Lo que dice Errejón me recuerda mucho a esto que ha hecho Compromís: Acercarse donde está la gente, entender qué siente la gente, superar los tics y las fobias que te hacen absurdamente impopular y darles un proyecto colectivo relacionado con su propia identidad y vivencias. Esto es “llegar a los que no están”.

Hay una realidad que los revolucionarios no parecen entender. Las revoluciones “totales” no existen, son una fantasía. Cualquier revolucionario que llegue al poder al final acabará asumiendo realidades sociales establecidas y heredando muchas cosas del pasado, concentrando los cambios en alguna faceta y incorporando rasgos de los regímenes anteriores al nuevo régimen. Esto siempre ha sido así, desde los revolucionarios franceses y rusos (que acabaron incorporando muchas idiosincrasias de los regímenes absolutista y zarista en sus propias revoluciones) hasta cualquier otra revolución pasando por el cristianismo mismo, que fue el primero en incorporar todos los rituales paganos a la nueva religión como herramienta para extenderla a toda la población.
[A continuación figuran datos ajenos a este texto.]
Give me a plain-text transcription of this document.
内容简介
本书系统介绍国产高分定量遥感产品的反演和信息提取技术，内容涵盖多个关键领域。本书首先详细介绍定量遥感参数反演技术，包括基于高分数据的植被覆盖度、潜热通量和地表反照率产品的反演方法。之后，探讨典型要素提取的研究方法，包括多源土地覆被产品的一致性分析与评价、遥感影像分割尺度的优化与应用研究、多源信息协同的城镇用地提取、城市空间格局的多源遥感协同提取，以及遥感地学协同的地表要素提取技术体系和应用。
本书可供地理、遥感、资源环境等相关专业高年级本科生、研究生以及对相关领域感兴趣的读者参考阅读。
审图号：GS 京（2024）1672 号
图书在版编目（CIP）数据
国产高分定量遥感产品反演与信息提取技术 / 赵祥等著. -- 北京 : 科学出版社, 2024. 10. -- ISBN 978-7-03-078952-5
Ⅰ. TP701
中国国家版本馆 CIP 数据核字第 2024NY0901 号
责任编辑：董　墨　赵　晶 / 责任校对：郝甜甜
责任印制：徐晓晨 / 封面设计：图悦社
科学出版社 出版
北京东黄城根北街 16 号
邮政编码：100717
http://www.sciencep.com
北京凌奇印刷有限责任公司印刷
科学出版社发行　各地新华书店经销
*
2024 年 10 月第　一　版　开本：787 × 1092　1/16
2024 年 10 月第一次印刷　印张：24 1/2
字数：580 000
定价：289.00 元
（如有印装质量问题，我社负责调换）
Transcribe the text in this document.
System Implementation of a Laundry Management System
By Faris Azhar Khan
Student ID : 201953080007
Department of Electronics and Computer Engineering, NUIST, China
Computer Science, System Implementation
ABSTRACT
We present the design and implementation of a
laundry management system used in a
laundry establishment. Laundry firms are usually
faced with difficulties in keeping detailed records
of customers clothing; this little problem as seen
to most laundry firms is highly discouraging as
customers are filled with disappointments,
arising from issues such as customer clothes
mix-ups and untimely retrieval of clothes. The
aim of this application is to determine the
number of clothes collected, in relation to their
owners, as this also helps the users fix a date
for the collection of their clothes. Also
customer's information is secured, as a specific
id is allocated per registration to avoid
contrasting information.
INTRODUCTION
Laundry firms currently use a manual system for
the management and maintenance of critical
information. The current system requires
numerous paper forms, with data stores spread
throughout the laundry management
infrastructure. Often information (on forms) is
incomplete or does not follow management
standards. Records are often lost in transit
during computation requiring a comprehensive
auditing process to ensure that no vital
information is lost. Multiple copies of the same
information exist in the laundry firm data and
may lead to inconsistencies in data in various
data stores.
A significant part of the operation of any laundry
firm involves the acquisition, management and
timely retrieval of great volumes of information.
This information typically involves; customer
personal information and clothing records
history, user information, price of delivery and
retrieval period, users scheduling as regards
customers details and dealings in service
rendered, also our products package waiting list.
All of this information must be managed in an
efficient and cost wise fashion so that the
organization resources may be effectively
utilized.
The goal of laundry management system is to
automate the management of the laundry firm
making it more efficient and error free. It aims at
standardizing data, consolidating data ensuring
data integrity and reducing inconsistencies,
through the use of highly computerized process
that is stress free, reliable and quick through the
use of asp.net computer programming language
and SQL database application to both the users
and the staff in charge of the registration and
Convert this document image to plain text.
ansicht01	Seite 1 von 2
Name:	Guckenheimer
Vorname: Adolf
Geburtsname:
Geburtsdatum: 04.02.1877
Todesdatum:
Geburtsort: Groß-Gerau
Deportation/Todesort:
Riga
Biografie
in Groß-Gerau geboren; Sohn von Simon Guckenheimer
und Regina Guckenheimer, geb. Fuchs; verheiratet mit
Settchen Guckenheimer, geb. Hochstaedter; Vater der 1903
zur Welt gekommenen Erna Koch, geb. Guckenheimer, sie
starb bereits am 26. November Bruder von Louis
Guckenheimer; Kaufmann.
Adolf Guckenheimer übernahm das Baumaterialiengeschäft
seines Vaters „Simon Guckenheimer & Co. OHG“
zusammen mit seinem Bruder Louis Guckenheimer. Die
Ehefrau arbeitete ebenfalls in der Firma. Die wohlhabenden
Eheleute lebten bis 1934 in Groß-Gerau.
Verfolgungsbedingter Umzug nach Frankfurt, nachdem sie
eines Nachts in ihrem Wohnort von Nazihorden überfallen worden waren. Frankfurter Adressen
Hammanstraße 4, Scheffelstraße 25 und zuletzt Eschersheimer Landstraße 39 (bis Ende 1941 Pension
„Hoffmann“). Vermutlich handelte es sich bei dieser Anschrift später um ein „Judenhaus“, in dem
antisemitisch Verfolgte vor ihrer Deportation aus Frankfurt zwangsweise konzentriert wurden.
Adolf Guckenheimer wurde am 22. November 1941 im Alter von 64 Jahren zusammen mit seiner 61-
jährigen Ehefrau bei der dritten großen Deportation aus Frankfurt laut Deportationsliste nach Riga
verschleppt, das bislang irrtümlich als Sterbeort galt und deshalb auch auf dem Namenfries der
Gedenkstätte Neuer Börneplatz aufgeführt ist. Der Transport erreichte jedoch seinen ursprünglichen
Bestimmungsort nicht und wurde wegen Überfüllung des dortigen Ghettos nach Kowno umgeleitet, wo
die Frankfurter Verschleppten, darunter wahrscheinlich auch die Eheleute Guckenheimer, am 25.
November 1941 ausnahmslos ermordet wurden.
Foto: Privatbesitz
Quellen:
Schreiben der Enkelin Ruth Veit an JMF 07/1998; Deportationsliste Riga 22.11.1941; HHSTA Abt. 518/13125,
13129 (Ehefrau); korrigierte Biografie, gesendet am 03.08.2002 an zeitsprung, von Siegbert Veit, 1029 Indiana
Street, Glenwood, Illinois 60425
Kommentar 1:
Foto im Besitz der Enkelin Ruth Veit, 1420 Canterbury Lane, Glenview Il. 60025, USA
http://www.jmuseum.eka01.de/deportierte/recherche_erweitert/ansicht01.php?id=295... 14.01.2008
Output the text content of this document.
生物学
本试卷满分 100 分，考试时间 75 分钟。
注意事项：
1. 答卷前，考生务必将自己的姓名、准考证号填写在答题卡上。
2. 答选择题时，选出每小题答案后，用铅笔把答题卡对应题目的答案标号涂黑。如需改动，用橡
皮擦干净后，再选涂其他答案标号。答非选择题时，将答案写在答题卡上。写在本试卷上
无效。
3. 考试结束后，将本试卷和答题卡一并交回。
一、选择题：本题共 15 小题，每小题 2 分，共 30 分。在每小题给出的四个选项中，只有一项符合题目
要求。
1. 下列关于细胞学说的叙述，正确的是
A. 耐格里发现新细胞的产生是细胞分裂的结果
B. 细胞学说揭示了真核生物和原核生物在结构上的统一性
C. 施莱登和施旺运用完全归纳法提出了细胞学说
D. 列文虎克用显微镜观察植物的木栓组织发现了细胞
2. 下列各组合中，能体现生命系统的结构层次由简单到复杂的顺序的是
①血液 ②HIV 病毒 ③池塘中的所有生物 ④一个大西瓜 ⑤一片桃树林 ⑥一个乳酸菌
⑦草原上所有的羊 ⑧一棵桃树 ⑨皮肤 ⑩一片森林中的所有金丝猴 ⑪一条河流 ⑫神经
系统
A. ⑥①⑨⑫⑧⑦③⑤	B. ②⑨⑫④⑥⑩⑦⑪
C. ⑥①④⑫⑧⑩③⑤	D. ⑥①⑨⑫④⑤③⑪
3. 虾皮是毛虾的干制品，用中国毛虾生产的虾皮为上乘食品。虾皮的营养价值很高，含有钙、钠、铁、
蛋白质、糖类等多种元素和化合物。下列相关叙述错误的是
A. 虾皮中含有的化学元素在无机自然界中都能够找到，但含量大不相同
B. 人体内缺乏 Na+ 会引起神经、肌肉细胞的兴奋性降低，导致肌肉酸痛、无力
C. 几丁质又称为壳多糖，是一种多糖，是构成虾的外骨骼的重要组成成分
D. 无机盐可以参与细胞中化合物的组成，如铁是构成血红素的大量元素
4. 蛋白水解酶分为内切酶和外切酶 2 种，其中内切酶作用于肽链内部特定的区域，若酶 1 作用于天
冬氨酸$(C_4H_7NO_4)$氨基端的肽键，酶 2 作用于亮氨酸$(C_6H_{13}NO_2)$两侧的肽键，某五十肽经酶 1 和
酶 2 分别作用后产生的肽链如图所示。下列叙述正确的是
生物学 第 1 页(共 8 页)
Las revoluciones siempre son parciales porque los hombres somos incapaces de cambiar radicalmente, está en nuestra naturaleza. Aprendemos a vivir en un mundo con unas normas y estructuras y si no los cambian totalmente sería imposible de gestionar. Podemos aceptar un grado de cambio, no un cambio total, eso no habría humano que lo resistiese. Vivimos condicionados por lo que hemos aprendido y no podemos soltarlo todo, siempre nos influye el pasado, para bien o para mal. Los revolucionarios “totales” en su infantilismo no entienden esto y por eso fracasan. Es esencial entender que la realidad, por mucho que nos disguste, es la base para construir algo nuevo y un freno que no vamos a poder eliminar.

Una última cosa. Una de las reprobaciones frecuentes que el statu quo hace a partidos como Podemos o a los “populistas” en general es por el lenguaje de enfrentamiento, de conceptualizar un “pueblo” contra un adversario. Esto, además de una estrategia para asustar, es producto de la idea del “fin de la historia”, de una democracia sin conflictos, de “consensos” como dice Errejón, esto que hemos escuchado tantas veces de que se gobierna para todos y de que hay cosas que son buenas para todos.
Estos “populistas” no están inventando en enfrentamiento ni trayéndolo por vicio, tan solo son la respuesta al fracaso de esta idea un tanto infantil de que el conflicto en democracia no existe. Sí existe, siempre ha existido y ha tenido que sentirse insegura y empobrecerse mucha gente para que volvamos a verlo. Una política siempre tiene un adversario, siempre tiene damnificados, segmentos sociales que van a ser perjudicados porque se les eliminan sus prerrogativas. Siempre ha sido así, lo importante es no confundir al adversario con el enemigo, porque es la esencia verdadera de la democracia, no confundir al adversario como un enemigo a excluir.